La personne interrogée qui parvient, ou est autorisée, à relier les points est Justin Rosenstein, un ancien ingénieur de Twitter et Google. Il est un observateur éloquent :
"Nous vivons dans un monde où un arbre vaut plus, financièrement, mort que vivant. Un monde dans lequel une baleine vaut plus morte que vivante. Tant que notre économie fonctionnera ainsi et que les entreprises ne seront pas réglementées, elles continueront à détruire des arbres, à tuer des baleines, à exploiter la terre et à extraire le pétrole du sol, même si nous savons que la planète est détruite et que les générations futures se retrouveront dans un monde encore pire que le nôtre". "C'est une pensée à court terme basée sur cette religion du profit à tout prix. Comme si, d'une manière ou d'une autre, par magie, toute entreprise qui agit par intérêt égoïste produisait le meilleur résultat... Ce qui est effrayant — et ce qui, espérons-le, pourrait être la goutte d'eau qui fait déborder le vase pour nous réveiller en tant que civilisation, et surtout pour comprendre à quel point cette théorie est erronée — c'est de voir que maintenant, nous sommes l'arbre, nous sommes la baleine. Notre attention peut être compromise. Nous sommes plus rentables pour une entreprise si nous passons notre temps à regarder un écran, à regarder une publicité, que si nous la passons à vivre notre vie de manière riche".

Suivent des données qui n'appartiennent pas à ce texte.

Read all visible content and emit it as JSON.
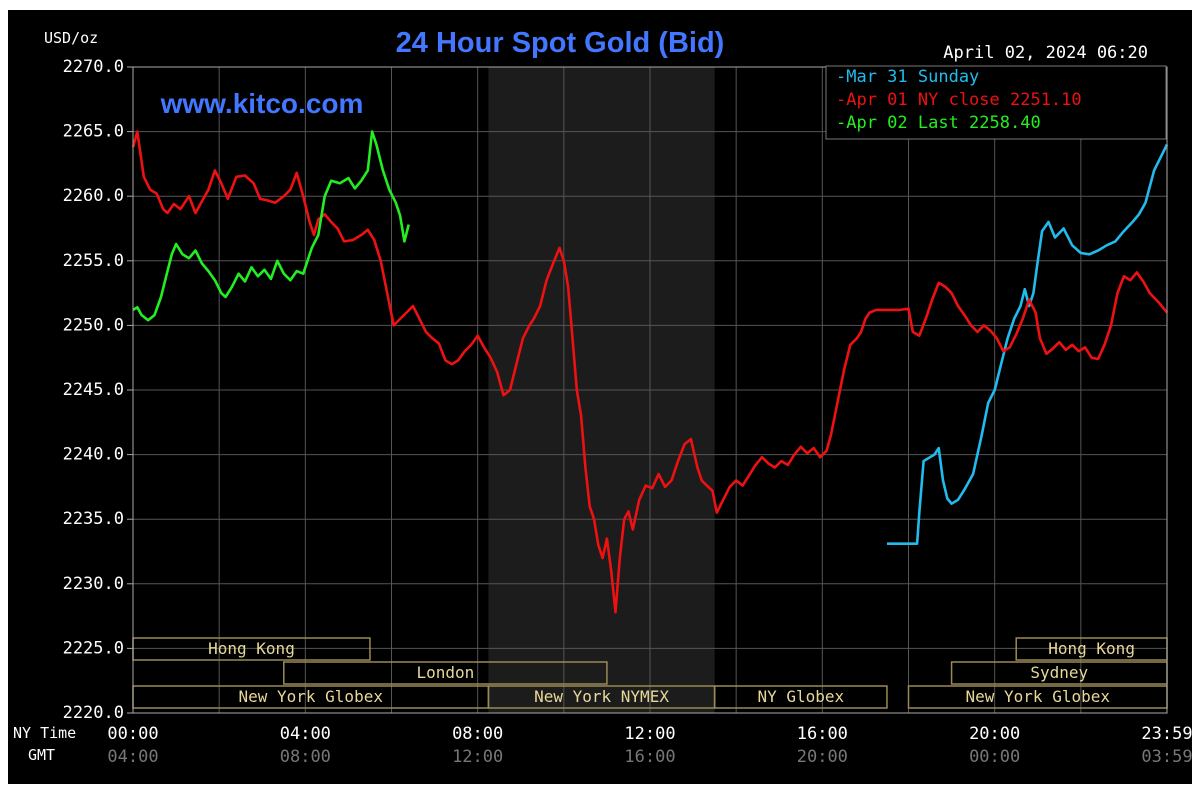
{
  "chart_data": {
    "type": "line",
    "title": "24 Hour Spot Gold (Bid)",
    "subtitle": "www.kitco.com",
    "date_label": "April 02, 2024 06:20",
    "ylabel": "USD/oz",
    "ylim": [
      2220.0,
      2270.0
    ],
    "y_ticks": [
      "2270.0",
      "2265.0",
      "2260.0",
      "2255.0",
      "2250.0",
      "2245.0",
      "2240.0",
      "2235.0",
      "2230.0",
      "2225.0",
      "2220.0"
    ],
    "xlim": [
      0,
      24
    ],
    "x_axis_label_ny": "NY Time",
    "x_axis_label_gmt": "GMT",
    "x_ticks_ny": [
      {
        "hour": 0,
        "label": "00:00"
      },
      {
        "hour": 4,
        "label": "04:00"
      },
      {
        "hour": 8,
        "label": "08:00"
      },
      {
        "hour": 12,
        "label": "12:00"
      },
      {
        "hour": 16,
        "label": "16:00"
      },
      {
        "hour": 20,
        "label": "20:00"
      },
      {
        "hour": 24,
        "label": "23:59"
      }
    ],
    "x_ticks_gmt": [
      {
        "hour": 0,
        "label": "04:00"
      },
      {
        "hour": 4,
        "label": "08:00"
      },
      {
        "hour": 8,
        "label": "12:00"
      },
      {
        "hour": 12,
        "label": "16:00"
      },
      {
        "hour": 16,
        "label": "20:00"
      },
      {
        "hour": 20,
        "label": "00:00"
      },
      {
        "hour": 24,
        "label": "03:59"
      }
    ],
    "grid": true,
    "legend_position": "top-right",
    "shaded_region": {
      "x_start": 8.25,
      "x_end": 13.5
    },
    "sessions": [
      {
        "label": "Hong Kong",
        "row": 0,
        "x_start": 0,
        "x_end": 5.5
      },
      {
        "label": "London",
        "row": 1,
        "x_start": 3.5,
        "x_end": 11.0
      },
      {
        "label": "New York Globex",
        "row": 2,
        "x_start": 0,
        "x_end": 8.25
      },
      {
        "label": "New York NYMEX",
        "row": 2,
        "x_start": 8.25,
        "x_end": 13.5
      },
      {
        "label": "NY Globex",
        "row": 2,
        "x_start": 13.5,
        "x_end": 17.5
      },
      {
        "label": "Hong Kong",
        "row": 0,
        "x_start": 20.5,
        "x_end": 24
      },
      {
        "label": "Sydney",
        "row": 1,
        "x_start": 19.0,
        "x_end": 24
      },
      {
        "label": "New York Globex",
        "row": 2,
        "x_start": 18.0,
        "x_end": 24
      }
    ],
    "series": [
      {
        "name": "Mar 31 Sunday",
        "color": "#22bbee",
        "points": [
          [
            17.5,
            2233.1
          ],
          [
            18.2,
            2233.1
          ],
          [
            18.25,
            2235.5
          ],
          [
            18.35,
            2239.5
          ],
          [
            18.5,
            2239.8
          ],
          [
            18.6,
            2240.0
          ],
          [
            18.7,
            2240.5
          ],
          [
            18.8,
            2238.0
          ],
          [
            18.9,
            2236.6
          ],
          [
            19.0,
            2236.2
          ],
          [
            19.15,
            2236.5
          ],
          [
            19.3,
            2237.3
          ],
          [
            19.5,
            2238.5
          ],
          [
            19.7,
            2241.5
          ],
          [
            19.85,
            2244.0
          ],
          [
            20.0,
            2245.0
          ],
          [
            20.15,
            2247.0
          ],
          [
            20.3,
            2249.0
          ],
          [
            20.45,
            2250.5
          ],
          [
            20.6,
            2251.5
          ],
          [
            20.7,
            2252.8
          ],
          [
            20.8,
            2251.5
          ],
          [
            20.9,
            2252.5
          ],
          [
            21.0,
            2255.0
          ],
          [
            21.1,
            2257.3
          ],
          [
            21.25,
            2258.0
          ],
          [
            21.4,
            2256.8
          ],
          [
            21.6,
            2257.5
          ],
          [
            21.8,
            2256.2
          ],
          [
            22.0,
            2255.6
          ],
          [
            22.2,
            2255.5
          ],
          [
            22.4,
            2255.8
          ],
          [
            22.6,
            2256.2
          ],
          [
            22.8,
            2256.5
          ],
          [
            23.0,
            2257.3
          ],
          [
            23.2,
            2258.0
          ],
          [
            23.35,
            2258.6
          ],
          [
            23.5,
            2259.5
          ],
          [
            23.7,
            2262.0
          ],
          [
            24.0,
            2264.0
          ]
        ]
      },
      {
        "name": "Apr 01 NY close 2251.10",
        "color": "#ee1111",
        "points": [
          [
            0.0,
            2263.8
          ],
          [
            0.1,
            2265.0
          ],
          [
            0.25,
            2261.5
          ],
          [
            0.4,
            2260.5
          ],
          [
            0.55,
            2260.2
          ],
          [
            0.7,
            2259.0
          ],
          [
            0.8,
            2258.7
          ],
          [
            0.95,
            2259.4
          ],
          [
            1.1,
            2259.0
          ],
          [
            1.3,
            2260.0
          ],
          [
            1.45,
            2258.7
          ],
          [
            1.6,
            2259.6
          ],
          [
            1.75,
            2260.5
          ],
          [
            1.9,
            2262.0
          ],
          [
            2.05,
            2261.0
          ],
          [
            2.2,
            2259.8
          ],
          [
            2.4,
            2261.5
          ],
          [
            2.6,
            2261.6
          ],
          [
            2.8,
            2261.0
          ],
          [
            2.95,
            2259.8
          ],
          [
            3.1,
            2259.7
          ],
          [
            3.3,
            2259.5
          ],
          [
            3.5,
            2260.0
          ],
          [
            3.65,
            2260.5
          ],
          [
            3.8,
            2261.8
          ],
          [
            3.95,
            2260.0
          ],
          [
            4.1,
            2258.0
          ],
          [
            4.2,
            2257.0
          ],
          [
            4.3,
            2258.2
          ],
          [
            4.45,
            2258.6
          ],
          [
            4.6,
            2258.0
          ],
          [
            4.75,
            2257.5
          ],
          [
            4.9,
            2256.5
          ],
          [
            5.1,
            2256.6
          ],
          [
            5.3,
            2257.0
          ],
          [
            5.45,
            2257.4
          ],
          [
            5.6,
            2256.6
          ],
          [
            5.75,
            2255.0
          ],
          [
            5.9,
            2252.5
          ],
          [
            6.05,
            2250.0
          ],
          [
            6.2,
            2250.5
          ],
          [
            6.35,
            2251.0
          ],
          [
            6.5,
            2251.5
          ],
          [
            6.65,
            2250.5
          ],
          [
            6.8,
            2249.5
          ],
          [
            6.95,
            2249.0
          ],
          [
            7.1,
            2248.6
          ],
          [
            7.25,
            2247.3
          ],
          [
            7.4,
            2247.0
          ],
          [
            7.55,
            2247.3
          ],
          [
            7.7,
            2248.0
          ],
          [
            7.85,
            2248.5
          ],
          [
            8.0,
            2249.2
          ],
          [
            8.15,
            2248.3
          ],
          [
            8.3,
            2247.5
          ],
          [
            8.45,
            2246.4
          ],
          [
            8.6,
            2244.6
          ],
          [
            8.75,
            2245.0
          ],
          [
            8.9,
            2247.0
          ],
          [
            9.05,
            2249.0
          ],
          [
            9.2,
            2250.0
          ],
          [
            9.3,
            2250.5
          ],
          [
            9.45,
            2251.5
          ],
          [
            9.6,
            2253.5
          ],
          [
            9.75,
            2254.8
          ],
          [
            9.9,
            2256.0
          ],
          [
            10.0,
            2255.0
          ],
          [
            10.1,
            2253.0
          ],
          [
            10.2,
            2249.0
          ],
          [
            10.3,
            2245.0
          ],
          [
            10.4,
            2243.0
          ],
          [
            10.5,
            2239.0
          ],
          [
            10.6,
            2236.0
          ],
          [
            10.7,
            2235.0
          ],
          [
            10.8,
            2233.0
          ],
          [
            10.9,
            2232.0
          ],
          [
            11.0,
            2233.5
          ],
          [
            11.1,
            2231.0
          ],
          [
            11.2,
            2227.8
          ],
          [
            11.3,
            2232.0
          ],
          [
            11.4,
            2235.0
          ],
          [
            11.5,
            2235.6
          ],
          [
            11.6,
            2234.2
          ],
          [
            11.75,
            2236.5
          ],
          [
            11.9,
            2237.6
          ],
          [
            12.05,
            2237.4
          ],
          [
            12.2,
            2238.5
          ],
          [
            12.35,
            2237.5
          ],
          [
            12.5,
            2238.0
          ],
          [
            12.65,
            2239.5
          ],
          [
            12.8,
            2240.8
          ],
          [
            12.95,
            2241.2
          ],
          [
            13.1,
            2239.0
          ],
          [
            13.2,
            2238.0
          ],
          [
            13.35,
            2237.5
          ],
          [
            13.45,
            2237.2
          ],
          [
            13.55,
            2235.5
          ],
          [
            13.7,
            2236.5
          ],
          [
            13.85,
            2237.5
          ],
          [
            14.0,
            2238.0
          ],
          [
            14.15,
            2237.6
          ],
          [
            14.3,
            2238.4
          ],
          [
            14.45,
            2239.2
          ],
          [
            14.6,
            2239.8
          ],
          [
            14.75,
            2239.3
          ],
          [
            14.9,
            2239.0
          ],
          [
            15.05,
            2239.5
          ],
          [
            15.2,
            2239.2
          ],
          [
            15.35,
            2240.0
          ],
          [
            15.5,
            2240.6
          ],
          [
            15.65,
            2240.1
          ],
          [
            15.8,
            2240.5
          ],
          [
            15.95,
            2239.8
          ],
          [
            16.1,
            2240.3
          ],
          [
            16.2,
            2241.5
          ],
          [
            16.35,
            2244.0
          ],
          [
            16.5,
            2246.5
          ],
          [
            16.65,
            2248.5
          ],
          [
            16.8,
            2249.0
          ],
          [
            16.9,
            2249.5
          ],
          [
            17.0,
            2250.5
          ],
          [
            17.1,
            2251.0
          ],
          [
            17.25,
            2251.2
          ],
          [
            17.5,
            2251.2
          ],
          [
            17.8,
            2251.2
          ],
          [
            18.0,
            2251.3
          ],
          [
            18.1,
            2249.5
          ],
          [
            18.25,
            2249.2
          ],
          [
            18.4,
            2250.5
          ],
          [
            18.55,
            2252.0
          ],
          [
            18.7,
            2253.3
          ],
          [
            18.85,
            2253.0
          ],
          [
            19.0,
            2252.5
          ],
          [
            19.15,
            2251.5
          ],
          [
            19.3,
            2250.8
          ],
          [
            19.45,
            2250.0
          ],
          [
            19.6,
            2249.5
          ],
          [
            19.75,
            2250.0
          ],
          [
            19.9,
            2249.6
          ],
          [
            20.05,
            2249.0
          ],
          [
            20.2,
            2248.0
          ],
          [
            20.35,
            2248.3
          ],
          [
            20.5,
            2249.3
          ],
          [
            20.65,
            2250.5
          ],
          [
            20.8,
            2252.0
          ],
          [
            20.95,
            2251.0
          ],
          [
            21.05,
            2249.0
          ],
          [
            21.2,
            2247.8
          ],
          [
            21.35,
            2248.2
          ],
          [
            21.5,
            2248.7
          ],
          [
            21.65,
            2248.1
          ],
          [
            21.8,
            2248.5
          ],
          [
            21.95,
            2248.0
          ],
          [
            22.1,
            2248.3
          ],
          [
            22.25,
            2247.5
          ],
          [
            22.4,
            2247.4
          ],
          [
            22.55,
            2248.5
          ],
          [
            22.7,
            2250.0
          ],
          [
            22.85,
            2252.5
          ],
          [
            23.0,
            2253.8
          ],
          [
            23.15,
            2253.5
          ],
          [
            23.3,
            2254.1
          ],
          [
            23.45,
            2253.4
          ],
          [
            23.6,
            2252.5
          ],
          [
            23.8,
            2251.8
          ],
          [
            24.0,
            2251.0
          ]
        ]
      },
      {
        "name": "Apr 02 Last 2258.40",
        "color": "#22ee22",
        "points": [
          [
            0.0,
            2251.2
          ],
          [
            0.1,
            2251.4
          ],
          [
            0.2,
            2250.8
          ],
          [
            0.35,
            2250.4
          ],
          [
            0.5,
            2250.8
          ],
          [
            0.65,
            2252.2
          ],
          [
            0.8,
            2254.2
          ],
          [
            0.9,
            2255.5
          ],
          [
            1.0,
            2256.3
          ],
          [
            1.15,
            2255.5
          ],
          [
            1.3,
            2255.2
          ],
          [
            1.45,
            2255.8
          ],
          [
            1.6,
            2254.8
          ],
          [
            1.75,
            2254.2
          ],
          [
            1.9,
            2253.5
          ],
          [
            2.05,
            2252.5
          ],
          [
            2.15,
            2252.2
          ],
          [
            2.3,
            2253.0
          ],
          [
            2.45,
            2254.0
          ],
          [
            2.6,
            2253.4
          ],
          [
            2.75,
            2254.5
          ],
          [
            2.9,
            2253.8
          ],
          [
            3.05,
            2254.3
          ],
          [
            3.2,
            2253.6
          ],
          [
            3.35,
            2255.0
          ],
          [
            3.5,
            2254.0
          ],
          [
            3.65,
            2253.5
          ],
          [
            3.8,
            2254.2
          ],
          [
            3.95,
            2254.0
          ],
          [
            4.05,
            2255.0
          ],
          [
            4.15,
            2256.0
          ],
          [
            4.3,
            2257.0
          ],
          [
            4.45,
            2260.0
          ],
          [
            4.6,
            2261.2
          ],
          [
            4.8,
            2261.0
          ],
          [
            5.0,
            2261.4
          ],
          [
            5.15,
            2260.6
          ],
          [
            5.3,
            2261.2
          ],
          [
            5.45,
            2262.0
          ],
          [
            5.55,
            2265.0
          ],
          [
            5.65,
            2264.0
          ],
          [
            5.8,
            2262.0
          ],
          [
            5.95,
            2260.5
          ],
          [
            6.1,
            2259.5
          ],
          [
            6.2,
            2258.5
          ],
          [
            6.3,
            2256.5
          ],
          [
            6.4,
            2257.8
          ]
        ]
      }
    ]
  }
}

C’est là que le problème se condense. Cette “théorie erronée” qui n’est pas nommée est le capitalisme. Les personnes interviewées dans le film sont arrivées à une conclusion alarmante — que nous sommes au bord de l’effondrement social, confrontés à une “menace existentielle” — parce qu’elles ont travaillé dans les entrailles des plus grandes et monstrueuses sociétés de la planète, comme Google et Facebook.

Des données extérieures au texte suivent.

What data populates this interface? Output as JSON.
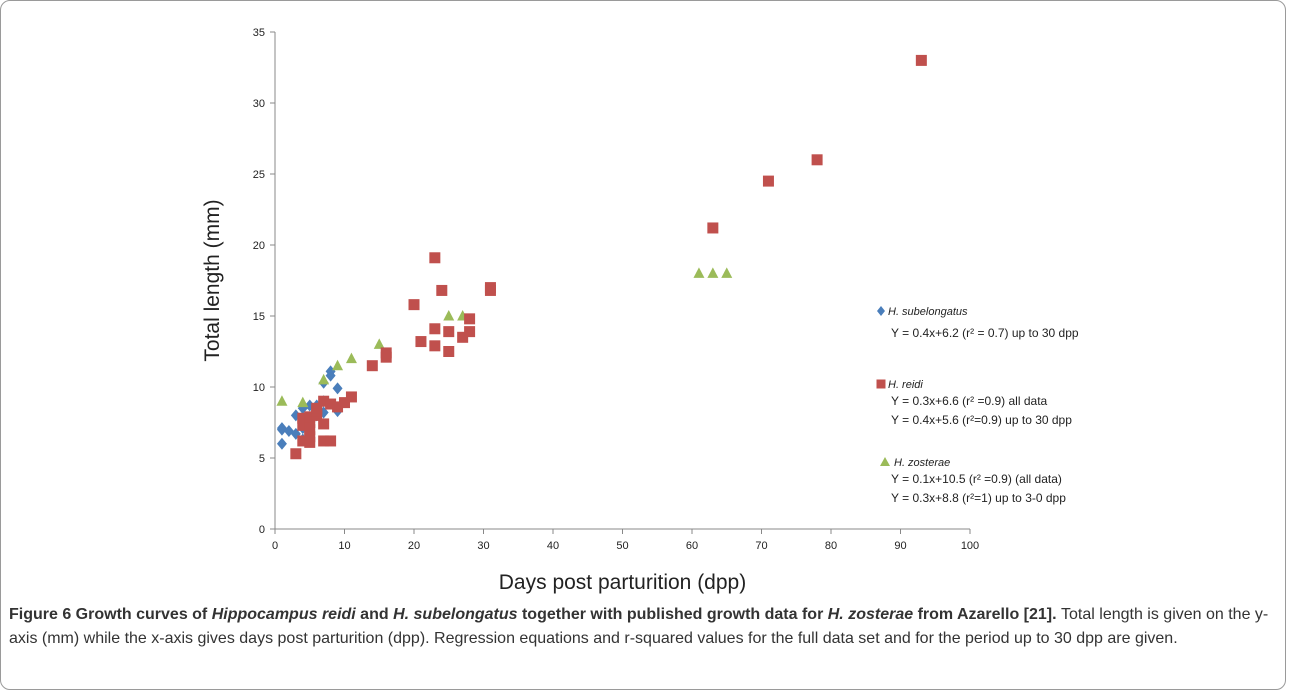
{
  "chart_data": {
    "type": "scatter",
    "xlabel": "Days post parturition (dpp)",
    "ylabel": "Total length (mm)",
    "xlim": [
      0,
      100
    ],
    "ylim": [
      0,
      35
    ],
    "xticks": [
      0,
      10,
      20,
      30,
      40,
      50,
      60,
      70,
      80,
      90,
      100
    ],
    "yticks": [
      0,
      5,
      10,
      15,
      20,
      25,
      30,
      35
    ],
    "grid": false,
    "legend_position": "right",
    "series": [
      {
        "name": "H. subelongatus",
        "marker": "diamond",
        "color": "#4a7ebb",
        "equations": [
          "Y = 0.4x+6.2 (r² = 0.7) up to 30 dpp"
        ],
        "points": [
          [
            1,
            6.0
          ],
          [
            1,
            7.0
          ],
          [
            1,
            7.1
          ],
          [
            2,
            6.9
          ],
          [
            3,
            6.7
          ],
          [
            3,
            8.0
          ],
          [
            4,
            8.5
          ],
          [
            4,
            6.3
          ],
          [
            5,
            8.7
          ],
          [
            6,
            8.7
          ],
          [
            7,
            8.2
          ],
          [
            7,
            10.3
          ],
          [
            8,
            10.8
          ],
          [
            8,
            11.1
          ],
          [
            9,
            8.3
          ],
          [
            9,
            9.9
          ],
          [
            5,
            7.8
          ],
          [
            6,
            8.0
          ],
          [
            4,
            7.1
          ],
          [
            7,
            9.0
          ]
        ]
      },
      {
        "name": "H. reidi",
        "marker": "square",
        "color": "#c0504d",
        "equations": [
          "Y = 0.3x+6.6 (r² =0.9) all data",
          "Y = 0.4x+5.6 (r²=0.9) up to 30 dpp"
        ],
        "points": [
          [
            3,
            5.3
          ],
          [
            4,
            6.2
          ],
          [
            4,
            7.3
          ],
          [
            4,
            7.8
          ],
          [
            5,
            6.1
          ],
          [
            5,
            6.5
          ],
          [
            5,
            7.0
          ],
          [
            5,
            7.5
          ],
          [
            5,
            7.9
          ],
          [
            6,
            8.0
          ],
          [
            6,
            8.3
          ],
          [
            6,
            8.5
          ],
          [
            7,
            6.2
          ],
          [
            7,
            7.4
          ],
          [
            7,
            9.0
          ],
          [
            8,
            6.2
          ],
          [
            8,
            8.8
          ],
          [
            9,
            8.6
          ],
          [
            10,
            8.9
          ],
          [
            11,
            9.3
          ],
          [
            14,
            11.5
          ],
          [
            16,
            12.1
          ],
          [
            16,
            12.4
          ],
          [
            20,
            15.8
          ],
          [
            21,
            13.2
          ],
          [
            23,
            12.9
          ],
          [
            23,
            14.1
          ],
          [
            23,
            19.1
          ],
          [
            24,
            16.8
          ],
          [
            25,
            12.5
          ],
          [
            25,
            13.9
          ],
          [
            27,
            13.5
          ],
          [
            28,
            13.9
          ],
          [
            28,
            14.8
          ],
          [
            31,
            16.8
          ],
          [
            31,
            17.0
          ],
          [
            63,
            21.2
          ],
          [
            71,
            24.5
          ],
          [
            78,
            26.0
          ],
          [
            93,
            33.0
          ]
        ]
      },
      {
        "name": "H. zosterae",
        "marker": "triangle",
        "color": "#9bbb59",
        "equations": [
          "Y = 0.1x+10.5 (r² =0.9) (all data)",
          "Y = 0.3x+8.8 (r²=1) up to 3-0 dpp"
        ],
        "points": [
          [
            1,
            9.0
          ],
          [
            4,
            8.9
          ],
          [
            7,
            10.5
          ],
          [
            9,
            11.5
          ],
          [
            11,
            12.0
          ],
          [
            15,
            13.0
          ],
          [
            25,
            15.0
          ],
          [
            27,
            15.0
          ],
          [
            61,
            18.0
          ],
          [
            63,
            18.0
          ],
          [
            65,
            18.0
          ]
        ]
      }
    ]
  },
  "caption": {
    "title_parts": [
      {
        "text": "Figure 6 Growth curves of ",
        "italic": false
      },
      {
        "text": "Hippocampus reidi",
        "italic": true
      },
      {
        "text": " and ",
        "italic": false
      },
      {
        "text": "H. subelongatus",
        "italic": true
      },
      {
        "text": " together with published growth data for ",
        "italic": false
      },
      {
        "text": "H. zosterae",
        "italic": true
      },
      {
        "text": " from Azarello [21].",
        "italic": false
      }
    ],
    "body": "Total length is given on the y-axis (mm) while the x-axis gives days post parturition (dpp). Regression equations and r-squared values for the full data set and for the period up to 30 dpp are given."
  }
}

Ces expériences ont permis à la plupart de ces experts de la Silicon Valley d’acquérir une connaissance approfondie, bien que partielle. Si la plupart d’entre nous considèrent Facebook et Youtube comme de simples lieux d’échange de nouvelles avec des amis ou de partage de vidéos, ces initiés comprennent bien mieux ce monde. Parce qu’ils ont vu de près les entreprises les plus puissantes, les plus prédatrices et les plus dévorantes de l’histoire de l’humanité.
Pourtant, la plupart d’entre eux ont supposé à tort que leurs expériences dans leur propre secteur d’activité ne s’appliquaient qu’à ce secteur. Ils comprennent la “menace existentielle” posée par Facebook et Google sans extrapoler aux mêmes menaces existentielles que celles posées par Amazon, Exxon, Lockheed Martin, Halliburton, Goldman Sachs et des milliers d’autres entreprises géantes sans âme.
Le dilemme social nous offre l’occasion de sentir le visage laid et psychotique qui se cache derrière le masque de la gentillesse des réseaux sociaux. Mais pour ceux qui regardent attentivement, le documentaire offre plus : une chance de comprendre la pathologie du système même qui a intégré ces géants des médias sociaux destructeurs dans nos vies.